I have often complained about movies that ran too long because the director neglected to remove tangential storylines which didn’t advance the main plot. It’s often backstory told in a flashback we don’t need.

Well, as I’ve started reading more novels over the last few years (thanks, pandemic!), I find the same is true in the book world. I just finished one that ran 375 pages when the tale could have easily been told in 250 pages — but two-thirds of the way through, new characters were introduced who added very little but were nonetheless fleshed out at length.
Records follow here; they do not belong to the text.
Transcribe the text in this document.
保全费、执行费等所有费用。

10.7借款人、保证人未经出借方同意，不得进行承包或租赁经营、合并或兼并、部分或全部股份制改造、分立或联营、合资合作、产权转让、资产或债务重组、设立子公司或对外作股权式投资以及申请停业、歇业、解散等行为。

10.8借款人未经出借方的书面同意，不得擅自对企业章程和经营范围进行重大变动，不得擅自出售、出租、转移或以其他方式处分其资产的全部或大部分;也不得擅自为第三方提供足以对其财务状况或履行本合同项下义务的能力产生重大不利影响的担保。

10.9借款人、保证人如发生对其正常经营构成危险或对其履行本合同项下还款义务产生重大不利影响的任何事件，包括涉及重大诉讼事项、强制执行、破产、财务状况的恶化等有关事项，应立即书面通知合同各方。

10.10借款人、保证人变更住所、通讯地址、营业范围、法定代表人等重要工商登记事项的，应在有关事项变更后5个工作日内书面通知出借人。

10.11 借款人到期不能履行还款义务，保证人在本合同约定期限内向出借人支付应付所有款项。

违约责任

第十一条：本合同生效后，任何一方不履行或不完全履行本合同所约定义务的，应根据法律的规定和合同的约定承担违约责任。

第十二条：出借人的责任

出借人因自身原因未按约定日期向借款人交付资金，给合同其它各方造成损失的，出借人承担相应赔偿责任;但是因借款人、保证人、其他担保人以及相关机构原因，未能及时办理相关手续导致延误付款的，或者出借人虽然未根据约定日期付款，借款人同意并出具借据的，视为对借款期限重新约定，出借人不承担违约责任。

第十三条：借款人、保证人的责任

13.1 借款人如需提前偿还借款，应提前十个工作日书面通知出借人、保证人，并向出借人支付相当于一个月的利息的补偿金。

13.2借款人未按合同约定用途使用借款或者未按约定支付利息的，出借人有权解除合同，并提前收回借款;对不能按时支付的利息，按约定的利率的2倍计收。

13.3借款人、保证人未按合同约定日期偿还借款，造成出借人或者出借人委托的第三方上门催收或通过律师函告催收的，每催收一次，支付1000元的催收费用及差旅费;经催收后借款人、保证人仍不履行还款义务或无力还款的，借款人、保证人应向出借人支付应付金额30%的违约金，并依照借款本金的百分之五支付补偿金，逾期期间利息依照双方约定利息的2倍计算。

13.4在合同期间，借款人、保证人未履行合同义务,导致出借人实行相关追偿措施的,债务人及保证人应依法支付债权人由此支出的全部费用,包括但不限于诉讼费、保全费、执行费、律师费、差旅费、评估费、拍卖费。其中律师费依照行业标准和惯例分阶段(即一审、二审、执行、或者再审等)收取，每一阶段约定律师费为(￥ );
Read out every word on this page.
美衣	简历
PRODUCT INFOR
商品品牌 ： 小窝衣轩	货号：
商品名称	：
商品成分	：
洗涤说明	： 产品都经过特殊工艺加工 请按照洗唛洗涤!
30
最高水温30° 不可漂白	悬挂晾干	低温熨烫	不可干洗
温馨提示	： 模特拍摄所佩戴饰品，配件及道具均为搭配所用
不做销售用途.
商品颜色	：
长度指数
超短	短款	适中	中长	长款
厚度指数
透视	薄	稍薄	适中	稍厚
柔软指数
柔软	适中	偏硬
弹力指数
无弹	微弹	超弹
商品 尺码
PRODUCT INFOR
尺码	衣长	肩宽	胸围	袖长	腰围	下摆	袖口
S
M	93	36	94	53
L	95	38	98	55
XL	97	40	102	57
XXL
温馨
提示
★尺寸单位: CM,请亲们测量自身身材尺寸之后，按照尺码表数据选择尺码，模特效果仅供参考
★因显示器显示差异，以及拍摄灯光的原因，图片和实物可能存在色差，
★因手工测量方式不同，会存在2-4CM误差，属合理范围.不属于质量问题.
There’s also a tendency by too many authors to use their books to prove how much they learned about a subject they researched in depth before they began writing. It’s as if they feel they have to prove to themselves those efforts were not in vain, despite making the final draft sag with detail after detail that adds nothing to the plot. Part of the blame for this problem has to be laid at the feet of editors who don’t tell authors to cut, cut, cut. Or maybe the editors are the ones who received a shorter manuscript and told the writers to pad the whole thing because the book-buying public won’t pay thirty bucks for something that short.

I’m not saying there’s no reason for a lengthy book. Plenty of them are fully justifiable, spinning complex stories around fascinating characters that keep readers interested for hours on end. Many spin off sequels and become successful series, and I’ve read quite a few of those. But I’ll also admit that on more than one occasion, I’ve found myself skipping multiple pages because I just don’t care about the five-century history of some building the main character just stepped over the threshold of on the way to getting the single clue that solves the whole mystery.

I know that writing popular fiction takes a lot of creativity and work, but if the result is bloated by 50% or more, you’re only wasting time — not just for readers, but for yourself.